To put it shortly, the Bench then holds in para 24 that, “In view of the aforesaid, this writ petition is disposed of with the following directions :-
(i) The State Government shall ensure that the provisions of the Cr.P.C. as referred in the policy decision dated 23.03.2021 are strictly followed/observed by all the concerned officers.
(ii) The State Government shall further ensure that paragraph 12 of the policy decision dated 23.03.2021 is strictly implemented.
(iii) The State Government shall publish Para 12 of its Policy decision dated 23.03.2021 in all largely circulated National Level Newspaper having circulation in the State of Uttar Pradesh and shall also display it on display board at prominent places within public view, in all blocks, Tehsil Headquarters, Police Stations and in campus of District Collectorate in the whole of the State of Uttar Pradesh.
(iv) Copy of this order shall be sent by the State Government to all District level and Tehsil level Bar Associations in the whole of the State of Uttar Pradesh.”
Finally, the Bench then holds in para 25 that, “Let a copy of this order be sent by the Registrar General of this Court to the Chief Secretary of the State of Uttar Pradesh and the Additional Chief Secretary, Home, for strict compliance.”
In essence, it is a judgment which deserves generous praise straight from the bottom of heart.

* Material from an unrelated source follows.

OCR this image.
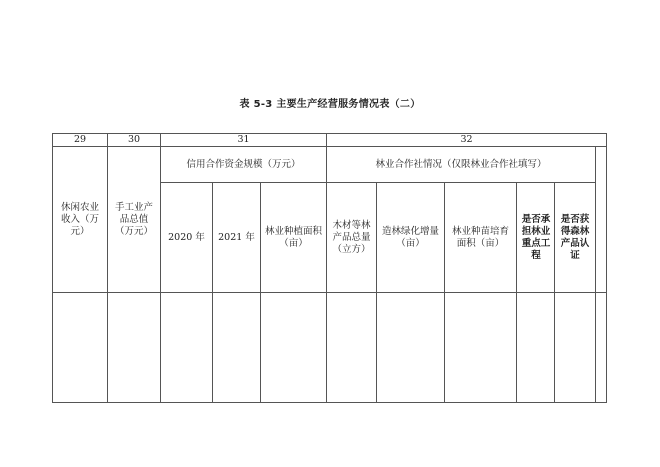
表 5-3 主要生产经营服务情况表（二）
29	30	31			32					
休闲农业收入（万元）	手工业产品总值（万元）	信用合作资金规模（万元）			林业合作社情况（仅限林业合作社填写）					
		2020 年	2021 年	林业种植面积（亩）	木材等林产品总量（立方）	造林绿化增量（亩）	林业种苗培育面积（亩）	是否承担林业重点工程	是否获得森林产品认证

It mandates that persons under illegal detention shall be paid compensation by the State. Illegal detention which is the worst violation of human rights and so also custodial torture which we keep hearing time and again not sparing even senior Army Officers as we saw in case of Lt Col Shrikant Purohit who was illegally arrested, illegally detained and illegally tortured most brutally deserves the most stringent punishment by all those who were behind it as we are now leaving in a democratic India and not in British India where Britishers called Indians as “You bloody Indians” as was pointed out once by famous cricketer Farrukh Engineer!
There has to be zero tolerance against all forms of custodial violence and illegal detention by those in uniform! Of course, the most dangerous, most despicable and most dastardly tendency to protect men in uniform who commit the worst crime leaving behind even criminals has to be shunned completely now and they too like others have to be taken to task at the earliest if we really want our country to be truly democratic whenever they do anything wrong! No denying!